Q2 Earnings Success - Will It Stick Around?

Stocks reversed the slide this week, recouping a fair amount of the losses from the preceding three weeks and getting back to within striking distance of July’s all-time high. It seems like the pullback has ended even before many people could acknowledge it. We saw something similar at the start of the year as well, though the pullback this time was even shallower.

No reason to think that the positive follow-through can’t continue, given the favorable momentum in the U.S. economy and the improving corporate earnings picture that emerged from the Q2 reporting season. Hopes remain high that the Q2 rebound in corporate and economic fundamentals isn’t a one-off event and will sustain itself in the current quarter — and gather further pace going forward. This raises the prospect of an earlier-than-currently-expected start to monetary policy tightening. But pricing pressures remain tame, as this morning’s wholesale inflation reading reconfirms, and slack in the labor market has been keeping wage gains in check.

[Listen to: Technician Tom McClellan: Stock Market Heading Higher By Year End, Seasonal Weakness Until October]

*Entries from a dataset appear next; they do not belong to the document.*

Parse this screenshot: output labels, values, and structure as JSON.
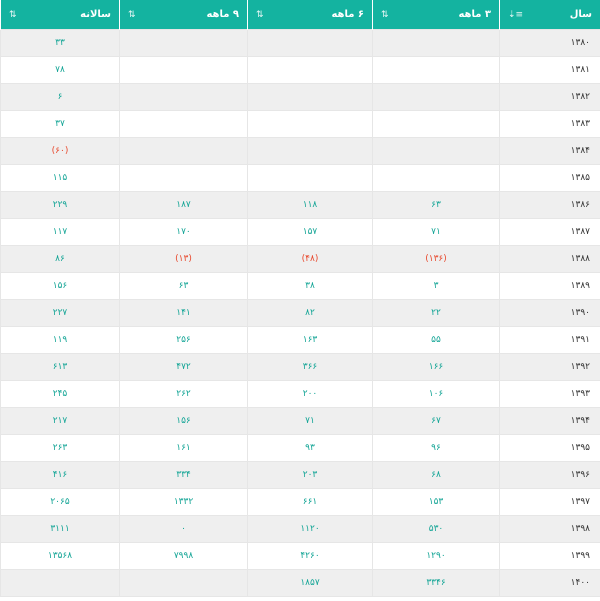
{
  "columns": [
    "سال",
    "۳ ماهه",
    "۶ ماهه",
    "۹ ماهه",
    "سالانه"
  ],
  "sort_icon_year": "⇣≡",
  "sort_icon": "⇅",
  "colors": {
    "header": "#14b3a0",
    "value": "#14a596",
    "negative": "#e84a2f"
  },
  "rows": [
    {
      "year": "۱۳۸۰",
      "q3": "",
      "q6": "",
      "q9": "",
      "annual": "۳۳"
    },
    {
      "year": "۱۳۸۱",
      "q3": "",
      "q6": "",
      "q9": "",
      "annual": "۷۸"
    },
    {
      "year": "۱۳۸۲",
      "q3": "",
      "q6": "",
      "q9": "",
      "annual": "۶"
    },
    {
      "year": "۱۳۸۳",
      "q3": "",
      "q6": "",
      "q9": "",
      "annual": "۳۷"
    },
    {
      "year": "۱۳۸۴",
      "q3": "",
      "q6": "",
      "q9": "",
      "annual": "(۶۰)"
    },
    {
      "year": "۱۳۸۵",
      "q3": "",
      "q6": "",
      "q9": "",
      "annual": "۱۱۵"
    },
    {
      "year": "۱۳۸۶",
      "q3": "۶۳",
      "q6": "۱۱۸",
      "q9": "۱۸۷",
      "annual": "۲۲۹"
    },
    {
      "year": "۱۳۸۷",
      "q3": "۷۱",
      "q6": "۱۵۷",
      "q9": "۱۷۰",
      "annual": "۱۱۷"
    },
    {
      "year": "۱۳۸۸",
      "q3": "(۱۳۶)",
      "q6": "(۴۸)",
      "q9": "(۱۳)",
      "annual": "۸۶"
    },
    {
      "year": "۱۳۸۹",
      "q3": "۳",
      "q6": "۳۸",
      "q9": "۶۳",
      "annual": "۱۵۶"
    },
    {
      "year": "۱۳۹۰",
      "q3": "۲۲",
      "q6": "۸۲",
      "q9": "۱۴۱",
      "annual": "۲۲۷"
    },
    {
      "year": "۱۳۹۱",
      "q3": "۵۵",
      "q6": "۱۶۳",
      "q9": "۲۵۶",
      "annual": "۱۱۹"
    },
    {
      "year": "۱۳۹۲",
      "q3": "۱۶۶",
      "q6": "۳۶۶",
      "q9": "۴۷۲",
      "annual": "۶۱۳"
    },
    {
      "year": "۱۳۹۳",
      "q3": "۱۰۶",
      "q6": "۲۰۰",
      "q9": "۲۶۲",
      "annual": "۲۴۵"
    },
    {
      "year": "۱۳۹۴",
      "q3": "۶۷",
      "q6": "۷۱",
      "q9": "۱۵۶",
      "annual": "۲۱۷"
    },
    {
      "year": "۱۳۹۵",
      "q3": "۹۶",
      "q6": "۹۳",
      "q9": "۱۶۱",
      "annual": "۲۶۳"
    },
    {
      "year": "۱۳۹۶",
      "q3": "۶۸",
      "q6": "۲۰۳",
      "q9": "۳۳۴",
      "annual": "۴۱۶"
    },
    {
      "year": "۱۳۹۷",
      "q3": "۱۵۳",
      "q6": "۶۶۱",
      "q9": "۱۳۳۲",
      "annual": "۲۰۶۵"
    },
    {
      "year": "۱۳۹۸",
      "q3": "۵۳۰",
      "q6": "۱۱۲۰",
      "q9": "۰",
      "annual": "۳۱۱۱"
    },
    {
      "year": "۱۳۹۹",
      "q3": "۱۲۹۰",
      "q6": "۴۲۶۰",
      "q9": "۷۹۹۸",
      "annual": "۱۳۵۶۸"
    },
    {
      "year": "۱۴۰۰",
      "q3": "۳۳۴۶",
      "q6": "۱۸۵۷",
      "q9": "",
      "annual": ""
    }
  ]
}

The earnings picture is notably reassuring, with Q2 earnings season bringing in a ramped up growth pace. The pace of negative estimate revisions for the current and coming quarters, which has been a recurring theme quarter after quarter for almost two years, has been unusually low this time around. Negative revisions will likely increase a bit in the next few days following soft results from retailers like Wal-Mart (WMT), Macy’s (M) and others.

But given the low revisions to Q3 estimates thus far, we are unlikely to reach levels seen in other recent quarters. Hard to tell whether this is a one-off or something sustainable — we will find out in a couple of months as the Q3 reporting season gets going. That said, it is nevertheless an improvement over what we have been seeing in the recent past.